Mubody also allows to provide the initial conditions (IC) vector of the satellite (position and velocity) and integrate the equations of motion directly to obtain the trajectory.

from mubody.mission import Mission
import matplotlib.pyplot as plt

First, we generate an analytic orbit so we can compare it with the trajectory integrated from the IC.

upm_a = Mission(mission_time=365*86400)
upm_a.AO()

We can plot the trajectory and save the figure in a variable to reuse it later.

fig = upm_a.plot_trajectory()

plt.show()
Plot of the reference orbit

Now, we can retrieve the initial conditions from the previous case and reuse it in a new mission. The trajectory of the satellite, and therefore its initial conditions, are expressed in a given coodinate frame.

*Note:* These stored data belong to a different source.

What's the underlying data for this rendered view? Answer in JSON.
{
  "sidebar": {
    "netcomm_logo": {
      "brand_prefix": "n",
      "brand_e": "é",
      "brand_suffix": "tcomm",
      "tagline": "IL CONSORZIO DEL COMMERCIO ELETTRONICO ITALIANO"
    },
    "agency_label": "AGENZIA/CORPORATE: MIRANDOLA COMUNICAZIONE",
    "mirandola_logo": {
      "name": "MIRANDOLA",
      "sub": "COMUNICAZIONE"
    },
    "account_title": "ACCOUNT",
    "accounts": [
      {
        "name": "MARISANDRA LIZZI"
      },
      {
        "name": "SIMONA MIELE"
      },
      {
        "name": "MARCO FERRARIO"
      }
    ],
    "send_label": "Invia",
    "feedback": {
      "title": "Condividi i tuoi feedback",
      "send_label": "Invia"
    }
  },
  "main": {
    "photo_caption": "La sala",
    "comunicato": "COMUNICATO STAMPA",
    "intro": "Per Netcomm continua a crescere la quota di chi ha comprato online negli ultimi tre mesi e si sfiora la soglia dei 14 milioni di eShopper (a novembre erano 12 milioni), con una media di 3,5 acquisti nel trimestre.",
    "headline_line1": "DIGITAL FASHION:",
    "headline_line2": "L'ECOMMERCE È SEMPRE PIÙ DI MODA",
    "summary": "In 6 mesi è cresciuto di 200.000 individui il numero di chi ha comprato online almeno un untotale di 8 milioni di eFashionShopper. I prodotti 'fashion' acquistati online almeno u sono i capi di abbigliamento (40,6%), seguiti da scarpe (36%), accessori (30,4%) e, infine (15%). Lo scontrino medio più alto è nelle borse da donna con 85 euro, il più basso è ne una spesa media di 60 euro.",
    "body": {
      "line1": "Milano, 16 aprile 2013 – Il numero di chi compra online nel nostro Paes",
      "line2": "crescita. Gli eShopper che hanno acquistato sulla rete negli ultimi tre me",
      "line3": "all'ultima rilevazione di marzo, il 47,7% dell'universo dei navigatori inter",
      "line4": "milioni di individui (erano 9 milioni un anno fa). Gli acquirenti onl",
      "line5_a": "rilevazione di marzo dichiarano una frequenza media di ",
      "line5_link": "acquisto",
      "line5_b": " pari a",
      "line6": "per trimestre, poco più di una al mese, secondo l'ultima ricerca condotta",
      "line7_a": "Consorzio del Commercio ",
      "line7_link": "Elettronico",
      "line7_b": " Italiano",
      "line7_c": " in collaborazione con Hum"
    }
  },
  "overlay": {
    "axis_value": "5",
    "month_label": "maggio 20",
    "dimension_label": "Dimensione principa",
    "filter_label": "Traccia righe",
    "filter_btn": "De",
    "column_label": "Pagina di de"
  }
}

By default, the coordinate frame of the CRTBP is Synodic and centered in the second Lagrange point of the the Sun-Earth/Moon system.

IC, frame = upm_a.sat.orbit.IC()
print(frame)
print(IC)

SEML2Synodic
[[-1.20000000e+08]
[-1.68941915e-06]
[-3.31550837e-06]
[-2.21489493e-13]
[ 1.57392553e+02]
[-1.19105000e+02]]

With the IC and its corresponding frame, we can integrate the motion for the desired time and plot it along with the analytic orbit.

upm_b = Mission(mission_time=180*86400)
upm_b.IC(IC=IC, IC_frame=frame)
fig = upm_b.plot_trajectory(fig=fig)

plt.show()
Plot of the reference orbit and the propagated trajectory

As it can be seen in the figure, the unstability of the motion around the libration point, which is not present in the analytic solution, drives the satellite away from the region when the equations of motion are integrated directly, even if the IC are the same.